Now just in case you’re wondering why this post is somewhat out of the blue from my slew of posts on the US, it’s because I got remembered of this post while writing about Ritual Coffee in San Francisco. The Workshop in Ho Chi Minh is probably one of the best artisan cafes that I’ve been to in South East Asia, outside Singapore.
Now I really like Vietnamese coffee. It’s black, dark and bitter. But when mixed with a dollop of condensed milk, it forms a yummy blend of bittersweet flavours. It keeps you very much awake too. But I recognise that a segment of the population are pure artisan coffee-drinkers. Purists, if you will. They enjoy complexities of acidic and caramel flavours to their coffee, and are absolutely not able to take coffee as it tends to be – bitter.
So if you ever visit Ho Chi Minh, and find yourself surrounded by stalls and stalls of Vietnamese coffee cafes, fret not. We stumbled upon this set up – The Workshop during our time there, and it was possibly one of the best coffee experiences.
We met with the Basement when we first entered. There were a row of bikes adjacent to a wooden staircase, testament to Ho Chi Minh’s motorbike culture. We had to ascend a rather dark stair alleyway, which reminded me of the times of Ip Man where houses were made of wood.
When we arrived at the top floor, the decor of The Workshop was very much culturally different from the basement which we had encountered. Think high ceilings, glass panels framed with black squares and industrial-looking lights. It felt rather French, rather new-age to me. The space was airy – very possible with warm weather similar to that in Singapore.
There was a myriad of beakers, kettles and filters in all sorts of shapes and sizes. I would say, it was a coffee-brewer’s heaven.
While there were more options for a pour over, ie. the option of using different types of filters – the Chemex, V60 or Melita, the coffee was also more expensive than the pour over we have in Singapore. I use prices from Nylon Coffee Roasters in Singapore as a comparison because their coffee-making is really legit, and they’re not so much about cafe culture. The emphasis is really on the coffee. The pour over will set you back by VND80, 0000 – it might be more worth it to buy a double and share it with a friend.
A long black will set you back by VND65,000/ SGD4.10/ USD2.90. The full pricing can be found on The Workshop’s Facebook page.

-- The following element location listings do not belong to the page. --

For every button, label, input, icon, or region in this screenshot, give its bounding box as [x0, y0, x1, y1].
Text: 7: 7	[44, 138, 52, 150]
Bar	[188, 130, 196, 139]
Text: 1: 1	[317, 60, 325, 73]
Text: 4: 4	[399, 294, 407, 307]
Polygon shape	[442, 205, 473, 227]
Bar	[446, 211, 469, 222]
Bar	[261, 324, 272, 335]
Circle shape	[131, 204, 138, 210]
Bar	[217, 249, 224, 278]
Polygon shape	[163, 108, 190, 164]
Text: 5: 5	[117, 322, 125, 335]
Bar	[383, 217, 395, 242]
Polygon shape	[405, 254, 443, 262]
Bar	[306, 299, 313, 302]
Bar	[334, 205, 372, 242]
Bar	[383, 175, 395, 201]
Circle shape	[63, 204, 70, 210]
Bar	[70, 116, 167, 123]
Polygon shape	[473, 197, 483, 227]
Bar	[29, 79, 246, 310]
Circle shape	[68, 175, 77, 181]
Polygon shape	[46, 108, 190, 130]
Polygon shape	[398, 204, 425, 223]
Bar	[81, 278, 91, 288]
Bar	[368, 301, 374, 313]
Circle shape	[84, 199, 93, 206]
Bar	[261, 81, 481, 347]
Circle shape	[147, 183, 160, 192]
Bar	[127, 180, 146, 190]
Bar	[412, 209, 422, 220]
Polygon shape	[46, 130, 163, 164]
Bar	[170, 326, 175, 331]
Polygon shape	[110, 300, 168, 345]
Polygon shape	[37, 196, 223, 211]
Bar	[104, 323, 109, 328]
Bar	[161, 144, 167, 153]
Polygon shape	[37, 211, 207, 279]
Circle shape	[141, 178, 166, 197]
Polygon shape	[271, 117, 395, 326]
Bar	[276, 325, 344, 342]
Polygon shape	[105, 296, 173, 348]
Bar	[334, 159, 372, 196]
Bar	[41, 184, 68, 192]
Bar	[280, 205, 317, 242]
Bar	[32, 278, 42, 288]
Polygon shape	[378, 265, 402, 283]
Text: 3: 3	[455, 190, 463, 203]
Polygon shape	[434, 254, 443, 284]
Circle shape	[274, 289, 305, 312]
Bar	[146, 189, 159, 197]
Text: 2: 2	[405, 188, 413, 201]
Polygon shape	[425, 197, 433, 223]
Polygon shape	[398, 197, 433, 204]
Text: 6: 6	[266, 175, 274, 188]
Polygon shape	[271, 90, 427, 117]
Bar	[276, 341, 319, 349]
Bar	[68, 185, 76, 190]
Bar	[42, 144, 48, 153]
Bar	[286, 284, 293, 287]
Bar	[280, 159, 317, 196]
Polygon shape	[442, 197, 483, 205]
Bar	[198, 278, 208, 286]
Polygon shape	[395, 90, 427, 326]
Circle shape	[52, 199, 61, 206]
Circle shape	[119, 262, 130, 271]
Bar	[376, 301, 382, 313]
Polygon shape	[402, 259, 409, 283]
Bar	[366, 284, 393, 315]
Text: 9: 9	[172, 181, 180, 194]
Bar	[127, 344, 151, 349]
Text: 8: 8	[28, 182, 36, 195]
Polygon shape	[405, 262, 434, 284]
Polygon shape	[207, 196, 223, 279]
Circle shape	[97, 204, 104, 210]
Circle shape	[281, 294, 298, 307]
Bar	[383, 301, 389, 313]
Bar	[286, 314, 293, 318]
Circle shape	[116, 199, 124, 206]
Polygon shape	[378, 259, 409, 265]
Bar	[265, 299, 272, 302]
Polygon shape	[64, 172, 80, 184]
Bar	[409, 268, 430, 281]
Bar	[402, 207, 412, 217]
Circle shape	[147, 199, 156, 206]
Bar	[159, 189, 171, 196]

We had both their pour over and long black. The pour over technique was done right and there was no hint of over-extraction. There were light acidic notes to the coffee and complex fruit flavours. I was feeling rather sleepy, and the long black did perk me up right after.
I expected The Workshop to be a cafe keenly visited by foreigners. But it was not the case. It was a weekend and you could see students who had brought their homework, friends hanging out and even families who brought their kids in for a hot chocolate.
Private function room for rent
Now I must say that in such an awesome space, there’s also a private function room for rent. Great for companies looking to have team retreats out of office.
The Travelling Squid’s Take
With its prices comparable with Singapore, I must say that The Workshop is a must-visit, if you’re looking for alternates to Vietnamese coffee, or just simply, wanting to give Vietnamese coffee a break. I would give it five stars for the ambience – it’s like a little coffee museum, with all sorts of apparatus showcased at strategic corners of the room.
That being said, I am also cognizant of the fact that unlike in Singapore, probably more than 80% of the population in Ho Chi Minh are unable to afford coffee which goes for VND65,000 per cup. The Workshop is perhaps a gathering of foreigners and the who’s who of Ho Chi Minh society.
But as with all things, the beauty and complexity of a coffee not only resides in the coffee itself, but is very much dependent on the drinker.
Would you visit The Workshop in Ho Chi Minh for a pour over?